Terminé en 1931, le manuscrit de Hurston n'a jamais été publié. Viking Press a exprimé un certain intérêt pour sa proposition mais lui a demandé de changer le dialecte de Kossola en une langue, ce qu'elle a refusé de faire. Entre l’effet d’annulation de la Grande Dépression sur le marché, son rejet précoce, les tensions avec son patron et l’intérêt de Hurston pour d’autres projets, Barracoon n’a jamais été exposée à un large public. Dans un écho de son travail avec Kossola, la propre histoire de Hurston a été enterrée pendant un certain temps et l'auteur a risqué de sombrer dans l'obscurité. À la fin des années 1970, l’écrivaine Alice Walker a dirigé une relecture de l’œuvre de Hurston, qui a suscité l’attention de ses livres. Toujours voué au maintien et à la reconnaissance de l'héritage de Hurston, Walker écrivit la préface du nouveau livre.

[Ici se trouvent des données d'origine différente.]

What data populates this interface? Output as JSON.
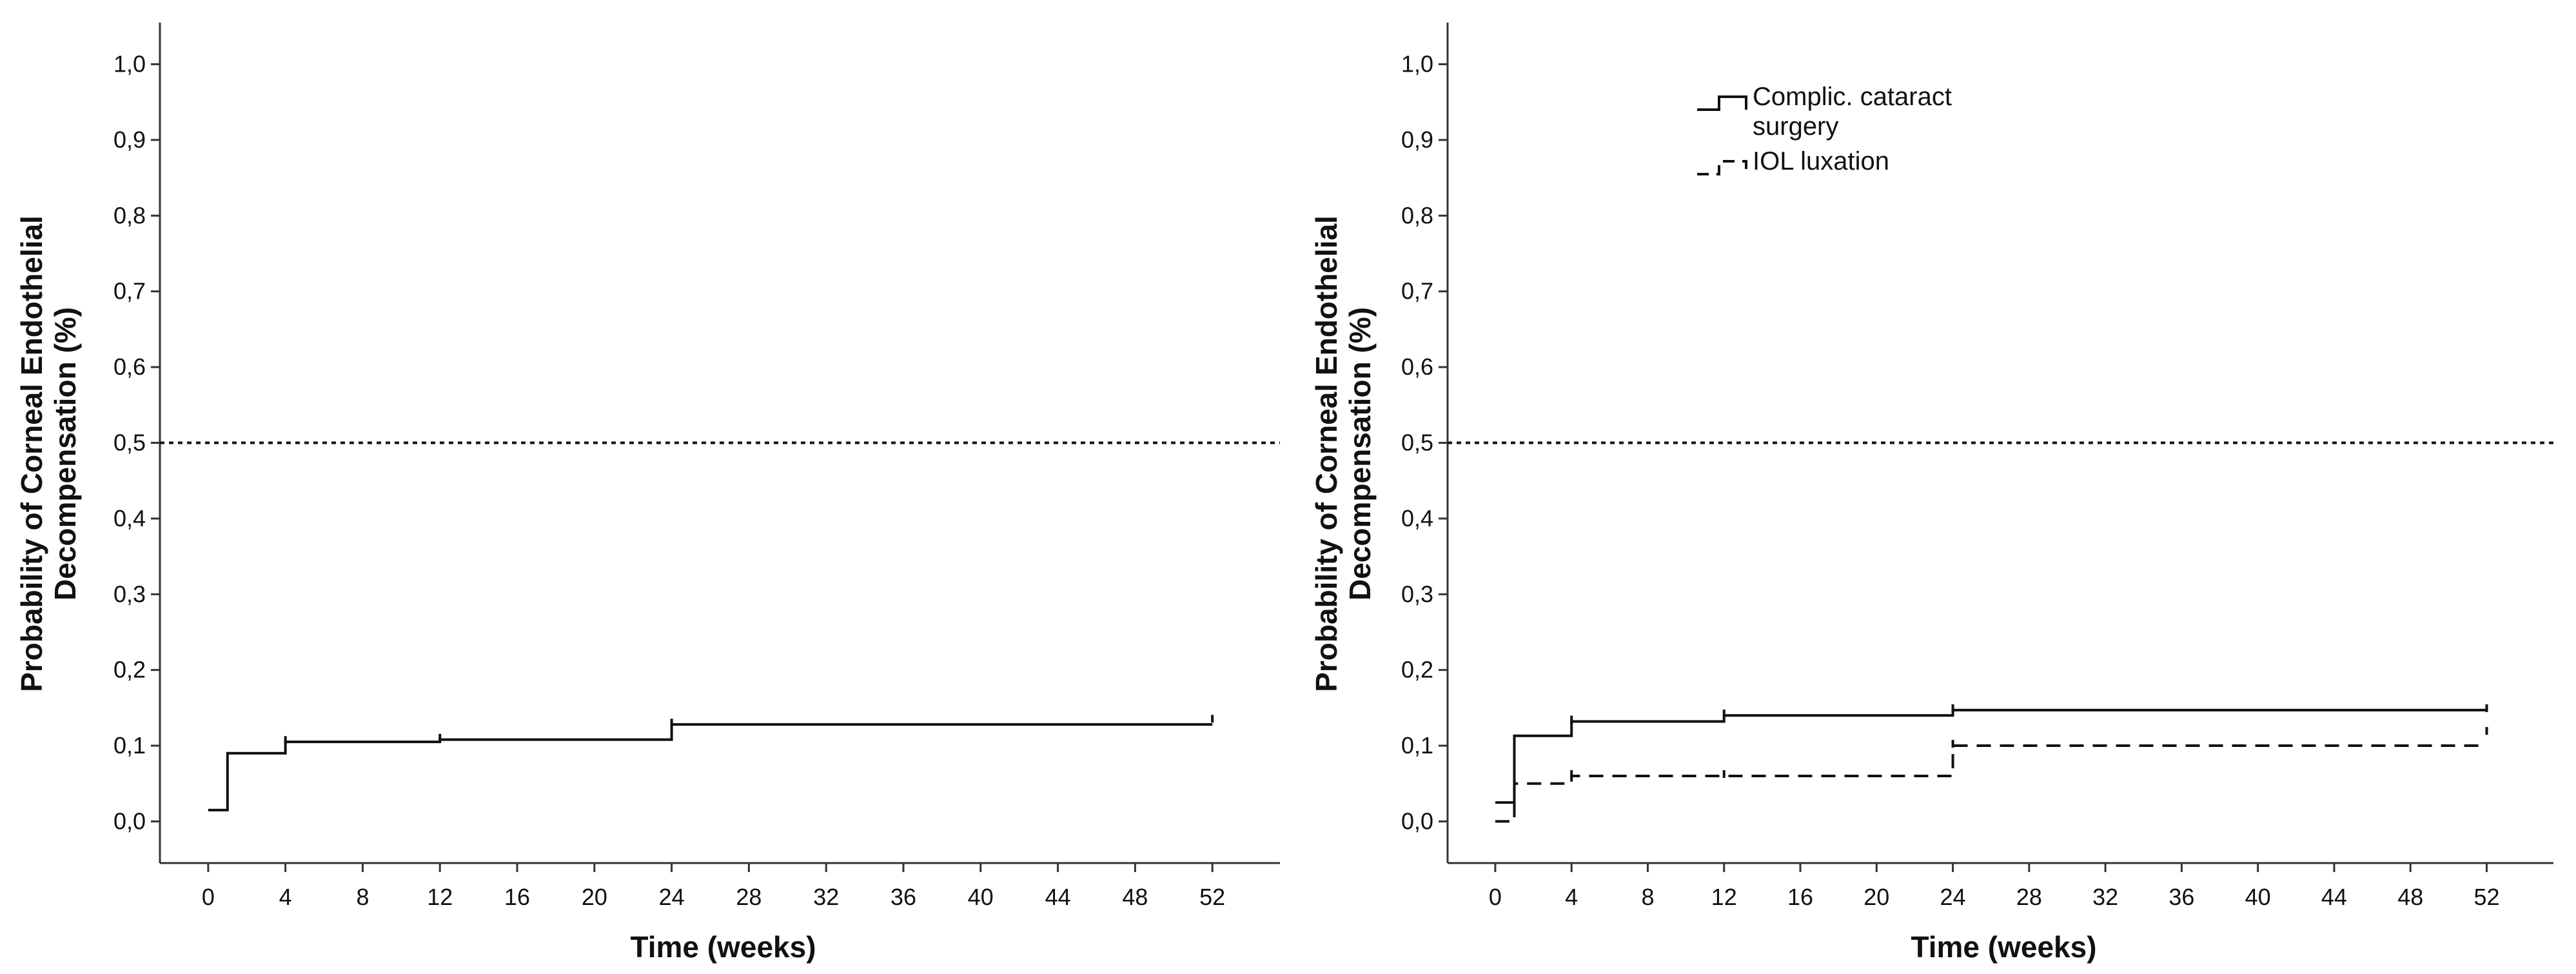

Homme qui a traversé un siècle et deux continents, la vie de Kossola a été marquée, de manière répétée et sans relâche, par la perte de sa patrie, de son humanité, de son prénom, de sa famille. Pendant des décennies, son récit complet, de son point de vue et de sa voix, a également été perdu, mais avec la publication de Barracoon, il a été restauré à juste titre.

Note de l'éditeur, 4 mai 2018: Cet article indiquait à l'origine que Mme Thomas était l'organisatrice d'une conférence sur l'anthropologie de Mme Hurston. Elle était une conférencière principale.